A potential market of 390 million Internet users

India is now the world's second-largest telephony market behind China, with over 390 million Internet users. With 328 million monthly active users for Facebook and 400 million for WhatsApp, it has overtaken the United States. Instagram, meanwhile, has almost 100 million users.

As a result, it's above all the growth potential of the Indian market that is motivating multinationals, and in particular the margins for growth in e-commerce sales.

Strengthening legislation

The GAFAs are now well established in India, with Amazon investing $7 billion in the territory since 2016. However, the government considers that the development of the American giants is delaying the emergence of local startups.

Several measures are being considered by the Indian government to regain control of its digital sovereignty. In December 2019, the lower house of Parliament tabled a bill aimed at modernizing the legislative arsenal, framing the collection and processing of personal data. This text requires players to collect data only " for a specific purpose " and " not to keep it longer than necessary ". Personal data must be processed in a " fair and reasonable " manner, and Internet users must be informed of their rights, and of the nature and purpose of the data stored.

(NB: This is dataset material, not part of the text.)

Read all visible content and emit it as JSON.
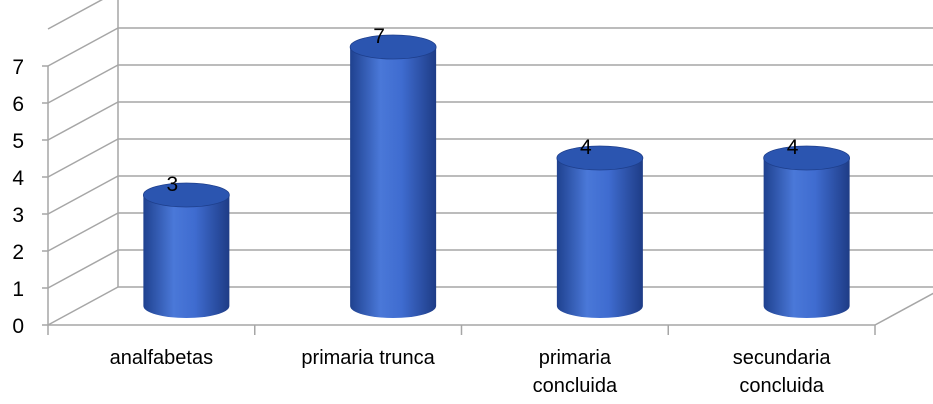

However, the bill raises a number of criticisms. The expression " fair and reasonable " lacks precision, and leaves it up to the players collecting the data to adopt their own rules. PRS Legislative Research, an Indian non-profit association set up to make the Indian legislative process more transparent, points out in a note that it is to be expected that the latter "will not respect the spirit of the law ".

Other measures on the table include tighter constraints on stock limits for foreign e-commerce companies and a bill to close legal loopholes that could have a heavy impact on tech giants.